Cihan Sendikalar Konfederasyonu (-SEN) Genel Başkanı Naci Haliloğlu, Ankara Savcısı Serdar Coşkun’un Ulaştırma Bakanlığı’na gönderdiği iddia edilen, 'medyayı susturma talimatı’na tepki gösterdi. Haliloğlu, seçimlere bir ay kala çıkarılacak böyle bir kararın, seçimlerin hür ve serbest yapılmasına yönelik bir manipülasyon girişimi olduğunu, bu girişimin münferit olmadığını savundu.

Anayasal Düzene Karşı İşlenen Suçlar Bürosu Savcısı Serdar Coşkun’un, Ulaştırma Bakanlığı’na gönderdiği iddia edilen ‘medyayı susturma’ talimatına, -SEN Genel Başkan Naci Haliloğlu tepki gösterdi. Girişimi 'muhalifleri sistematik bastırma eyleminin devamı' olarak değerlendiren Haliloğlu, Türkiye’de basın özgürlüğünde gelinen durumun endişe verici olduğunu ifade etti. Haliloğlu, şöyle konuştu: “Bir hakkı ihlal ederseniz diğer haklar da yavaş yavaş geriler. İfade özgürlüğünün olmadığı yerde medeniyet de yoktur. Uydu bağlantılarını kestirme girişimi neye delalet ediyor? Ulaştırma Bakanlığı'na gönderildiği iddia edilen bu talimatla medyanın fişi mi çekilmeye çalışılıyor? Durum buysa, bu skandaldan başka bir şey değildir. Bu tip uygulamalar hiçbir işe yaramaz ancak hukuksuzluğu tescil eder. Bugüne kadar yönetenlerin pek çok haksız uygulamasına maruz kalan kamu çalışanlarının ve üyelerimizin, haksız yollarla tesis edilecek yeni iktidarda daha çok mağduriyetler yaşayacağı endişesiyle tepkiliyiz.’’

Girişimin münferit olmadığını iddia eden Haliloğlu, sözlerine şöyle devam etti: “Bizce münferit bir girişim değil. Bu demokratik ülkelerde örneği olmayan bir uygulamadır. Yani bir memur örgütü olarak biz mi hatırlatalım bunun Anayasa'ya aykırı bir girişim olduğunu. Anayasa'mızın teminat altına aldığı iletişim özgürlüğü alanında ciddi kişisel hak ve hürriyetler var. Halkın oyu ile iktidara gelenler yine aynı halkın haber alma özgürlüğünü ortadan kaldırmaya çalışıyor. Halkın haber alma özgürlüğünü gölgede bırakacak böyle bir mantıkla hareket eden anlayışa, hukukun bir gün döneceği ihtimalini aklına getirmesini tavsiye ederiz.”
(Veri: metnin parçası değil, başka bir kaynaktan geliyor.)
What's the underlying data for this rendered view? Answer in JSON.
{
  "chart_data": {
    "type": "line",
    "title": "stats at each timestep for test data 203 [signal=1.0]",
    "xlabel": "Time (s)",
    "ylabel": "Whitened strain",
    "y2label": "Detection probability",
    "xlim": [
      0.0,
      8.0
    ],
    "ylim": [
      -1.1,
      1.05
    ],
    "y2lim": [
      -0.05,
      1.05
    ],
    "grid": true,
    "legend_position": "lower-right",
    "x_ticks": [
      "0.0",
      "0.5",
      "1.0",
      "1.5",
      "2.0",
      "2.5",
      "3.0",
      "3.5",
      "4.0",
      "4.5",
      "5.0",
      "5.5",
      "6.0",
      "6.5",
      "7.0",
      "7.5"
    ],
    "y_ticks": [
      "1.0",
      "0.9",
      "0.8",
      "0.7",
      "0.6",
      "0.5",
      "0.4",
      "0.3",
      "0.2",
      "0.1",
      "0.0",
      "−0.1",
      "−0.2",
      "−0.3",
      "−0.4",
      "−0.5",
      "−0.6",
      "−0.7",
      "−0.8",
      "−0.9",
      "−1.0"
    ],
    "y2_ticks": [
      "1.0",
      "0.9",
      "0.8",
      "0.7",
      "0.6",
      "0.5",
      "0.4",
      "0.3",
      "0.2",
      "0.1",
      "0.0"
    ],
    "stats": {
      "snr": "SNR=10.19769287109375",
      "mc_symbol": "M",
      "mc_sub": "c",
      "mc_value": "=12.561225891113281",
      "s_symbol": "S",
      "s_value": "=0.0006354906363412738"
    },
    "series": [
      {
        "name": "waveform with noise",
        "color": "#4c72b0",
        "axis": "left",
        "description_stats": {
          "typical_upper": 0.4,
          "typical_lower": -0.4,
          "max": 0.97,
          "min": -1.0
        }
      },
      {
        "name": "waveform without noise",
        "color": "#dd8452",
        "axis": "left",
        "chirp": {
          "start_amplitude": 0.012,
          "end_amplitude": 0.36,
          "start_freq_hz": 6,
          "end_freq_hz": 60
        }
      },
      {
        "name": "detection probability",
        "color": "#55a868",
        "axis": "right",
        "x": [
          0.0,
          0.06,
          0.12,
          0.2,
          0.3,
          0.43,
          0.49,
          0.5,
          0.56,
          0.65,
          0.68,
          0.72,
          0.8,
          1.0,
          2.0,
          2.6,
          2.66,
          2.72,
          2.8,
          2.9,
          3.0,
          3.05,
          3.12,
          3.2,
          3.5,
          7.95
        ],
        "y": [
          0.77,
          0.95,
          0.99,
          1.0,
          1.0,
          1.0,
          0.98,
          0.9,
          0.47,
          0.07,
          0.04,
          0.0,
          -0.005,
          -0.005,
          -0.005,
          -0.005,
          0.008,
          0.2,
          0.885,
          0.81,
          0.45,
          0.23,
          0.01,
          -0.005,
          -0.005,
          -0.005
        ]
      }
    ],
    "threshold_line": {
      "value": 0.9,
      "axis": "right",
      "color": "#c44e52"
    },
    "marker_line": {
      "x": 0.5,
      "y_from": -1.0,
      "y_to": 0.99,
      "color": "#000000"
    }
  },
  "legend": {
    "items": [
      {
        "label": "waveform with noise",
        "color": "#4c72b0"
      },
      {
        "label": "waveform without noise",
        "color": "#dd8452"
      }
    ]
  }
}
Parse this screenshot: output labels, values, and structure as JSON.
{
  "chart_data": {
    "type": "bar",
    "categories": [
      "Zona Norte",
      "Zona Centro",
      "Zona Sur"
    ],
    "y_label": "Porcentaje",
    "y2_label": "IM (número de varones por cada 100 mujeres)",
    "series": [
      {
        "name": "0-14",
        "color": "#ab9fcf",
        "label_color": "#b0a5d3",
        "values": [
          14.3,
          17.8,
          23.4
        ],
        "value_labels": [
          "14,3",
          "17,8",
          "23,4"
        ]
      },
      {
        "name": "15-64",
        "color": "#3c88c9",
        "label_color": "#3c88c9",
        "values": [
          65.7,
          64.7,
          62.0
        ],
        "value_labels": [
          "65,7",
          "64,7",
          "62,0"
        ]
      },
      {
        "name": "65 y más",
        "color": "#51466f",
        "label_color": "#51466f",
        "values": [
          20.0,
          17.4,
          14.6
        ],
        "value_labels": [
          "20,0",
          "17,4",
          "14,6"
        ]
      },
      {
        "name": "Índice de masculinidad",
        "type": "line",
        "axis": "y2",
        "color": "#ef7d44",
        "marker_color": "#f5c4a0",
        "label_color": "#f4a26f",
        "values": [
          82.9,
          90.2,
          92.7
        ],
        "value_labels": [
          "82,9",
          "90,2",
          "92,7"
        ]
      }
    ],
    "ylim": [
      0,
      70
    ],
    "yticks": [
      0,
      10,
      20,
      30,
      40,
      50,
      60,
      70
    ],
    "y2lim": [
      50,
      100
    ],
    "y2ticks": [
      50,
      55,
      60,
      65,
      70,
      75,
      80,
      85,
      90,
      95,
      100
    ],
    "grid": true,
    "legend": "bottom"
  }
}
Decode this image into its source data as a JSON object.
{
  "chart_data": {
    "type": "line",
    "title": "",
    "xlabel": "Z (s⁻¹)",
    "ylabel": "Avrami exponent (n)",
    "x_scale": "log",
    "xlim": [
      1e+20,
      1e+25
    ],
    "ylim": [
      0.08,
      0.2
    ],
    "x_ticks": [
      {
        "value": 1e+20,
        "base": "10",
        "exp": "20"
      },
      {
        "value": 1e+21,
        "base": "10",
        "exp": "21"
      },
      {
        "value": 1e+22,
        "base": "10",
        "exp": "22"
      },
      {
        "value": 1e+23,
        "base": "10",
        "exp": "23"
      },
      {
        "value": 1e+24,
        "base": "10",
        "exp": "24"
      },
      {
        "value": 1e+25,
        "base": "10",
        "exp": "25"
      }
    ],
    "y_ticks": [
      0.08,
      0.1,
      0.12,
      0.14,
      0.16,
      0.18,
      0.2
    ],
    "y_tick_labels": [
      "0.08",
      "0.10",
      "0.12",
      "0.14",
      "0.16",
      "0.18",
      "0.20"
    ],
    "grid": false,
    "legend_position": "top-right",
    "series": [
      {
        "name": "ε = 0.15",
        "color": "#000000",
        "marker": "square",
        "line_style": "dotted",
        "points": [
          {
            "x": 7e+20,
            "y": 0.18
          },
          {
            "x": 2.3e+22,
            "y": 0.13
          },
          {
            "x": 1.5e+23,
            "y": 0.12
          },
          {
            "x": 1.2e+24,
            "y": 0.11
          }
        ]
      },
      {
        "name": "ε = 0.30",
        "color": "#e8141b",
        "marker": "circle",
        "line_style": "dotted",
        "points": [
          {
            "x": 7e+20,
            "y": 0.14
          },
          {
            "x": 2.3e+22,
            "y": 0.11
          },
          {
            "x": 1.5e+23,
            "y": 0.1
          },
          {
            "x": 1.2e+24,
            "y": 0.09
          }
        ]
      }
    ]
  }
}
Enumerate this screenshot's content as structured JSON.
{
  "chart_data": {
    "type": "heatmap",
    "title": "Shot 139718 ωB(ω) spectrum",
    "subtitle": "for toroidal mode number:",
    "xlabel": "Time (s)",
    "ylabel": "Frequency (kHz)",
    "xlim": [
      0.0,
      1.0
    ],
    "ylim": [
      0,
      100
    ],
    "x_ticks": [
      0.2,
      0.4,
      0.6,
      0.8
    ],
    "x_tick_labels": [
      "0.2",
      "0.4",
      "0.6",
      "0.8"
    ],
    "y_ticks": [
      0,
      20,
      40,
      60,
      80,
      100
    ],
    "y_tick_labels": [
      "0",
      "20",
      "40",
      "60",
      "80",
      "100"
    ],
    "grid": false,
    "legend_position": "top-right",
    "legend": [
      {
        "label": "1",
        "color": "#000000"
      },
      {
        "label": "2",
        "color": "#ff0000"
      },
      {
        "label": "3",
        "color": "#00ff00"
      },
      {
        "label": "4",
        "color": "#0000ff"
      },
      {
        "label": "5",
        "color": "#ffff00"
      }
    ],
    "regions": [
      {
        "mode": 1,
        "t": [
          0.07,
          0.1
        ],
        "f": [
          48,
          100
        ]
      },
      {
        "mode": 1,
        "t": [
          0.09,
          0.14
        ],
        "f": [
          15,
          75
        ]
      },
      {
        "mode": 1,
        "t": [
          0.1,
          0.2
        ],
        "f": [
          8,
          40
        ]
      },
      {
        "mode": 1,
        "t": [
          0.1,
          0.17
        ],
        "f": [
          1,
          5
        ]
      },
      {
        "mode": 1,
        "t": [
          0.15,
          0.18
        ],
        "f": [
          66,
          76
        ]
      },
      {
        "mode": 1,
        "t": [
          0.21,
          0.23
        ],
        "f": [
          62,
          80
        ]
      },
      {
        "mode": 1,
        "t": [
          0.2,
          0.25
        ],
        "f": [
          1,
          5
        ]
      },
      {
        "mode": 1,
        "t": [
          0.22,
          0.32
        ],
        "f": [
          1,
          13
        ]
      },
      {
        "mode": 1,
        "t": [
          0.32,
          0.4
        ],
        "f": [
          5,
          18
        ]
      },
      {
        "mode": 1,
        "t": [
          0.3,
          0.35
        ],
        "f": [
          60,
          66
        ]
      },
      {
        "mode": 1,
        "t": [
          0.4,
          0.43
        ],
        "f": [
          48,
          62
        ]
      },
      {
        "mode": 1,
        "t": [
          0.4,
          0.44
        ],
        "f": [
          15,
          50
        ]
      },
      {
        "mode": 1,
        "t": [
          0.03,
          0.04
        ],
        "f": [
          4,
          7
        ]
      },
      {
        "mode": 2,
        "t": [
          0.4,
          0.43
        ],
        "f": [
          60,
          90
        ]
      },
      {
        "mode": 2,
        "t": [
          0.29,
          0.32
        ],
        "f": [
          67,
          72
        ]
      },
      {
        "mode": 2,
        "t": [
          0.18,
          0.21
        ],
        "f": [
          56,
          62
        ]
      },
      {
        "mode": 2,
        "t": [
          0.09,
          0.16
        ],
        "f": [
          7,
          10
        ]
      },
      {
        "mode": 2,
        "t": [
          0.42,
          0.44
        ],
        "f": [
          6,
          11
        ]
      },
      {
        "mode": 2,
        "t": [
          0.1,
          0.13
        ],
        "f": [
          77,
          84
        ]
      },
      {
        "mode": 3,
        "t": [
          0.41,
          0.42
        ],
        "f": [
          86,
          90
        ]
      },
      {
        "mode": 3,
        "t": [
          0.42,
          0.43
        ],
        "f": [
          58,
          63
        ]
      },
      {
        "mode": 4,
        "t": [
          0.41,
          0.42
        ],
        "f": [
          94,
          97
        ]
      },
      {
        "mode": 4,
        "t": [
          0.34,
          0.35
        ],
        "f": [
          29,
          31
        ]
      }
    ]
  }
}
SEÇİMLERE GÜNLER KALA BU İDDİALAR ÖZGÜR MEDYAYI BASTIRMANIN YANSIMALARIDIR

Haliloğlu, Seçimlerin yapılmasına günler kala ortaya atılan bu iddiaların özgür medyayı iyice bastırmanın yansımaları olduğunu savundu. Haliloğlu, şu ifadeleri kullandı: "Seçim sürecinde gördüğümüz kadarıyla muhalefet partilerinin sesini geniş kitlelere duyuran, yani iktidara muhalif olarak görülen basın organları ve unsurları sınırlı durumda. Ve her birine milyonlarca liralık cezalarla sindirme politikası zaten uygulanıyor. Seçimlerin yapılmasına artık günler kala ortaya atılan bu iddialar özgür medyayı iyice bastırmanın yansımalarıdır. Bunun yanında muhalif siyasileri de susturma girişimidir. Son zamanlarda ciddi daralmalar yaşamış basın özgürlüğüne bir de iktidar güdümünde olmayan hür basının fişini çekilmesi tehlikesi eklendi. Özgürlükler adına çok talihsiz zamanlar yaşıyoruz. Herkesin hakkını arayabilme, sesini duyurabilme adına, kimseye rakip olunmadan her medya unsuruna gerekli özgürlük alanından yana olunmalı. Biz hukuka güveniyoruz, yeter ki hukuk gelsin. Herkesin görüş ve fikirlerine yer bulacağı bir Türkiye’nin hukuk sayesinde tesis edileceğine inancımız tamdır. Ülkemizde Anayasal hakların çiğnenmesi ve hak ihlali ile sonuçlanabilecek diğer uygulamaların geç de olsa hukuktan döneceğini biliyoruz. Seçimlerin serbest bir şekilde yapılmasını, buna halkın haber alma ihtiyacını karşılayan özgür medyanın da destek vermesini görmek demokrasinin gereğidir.”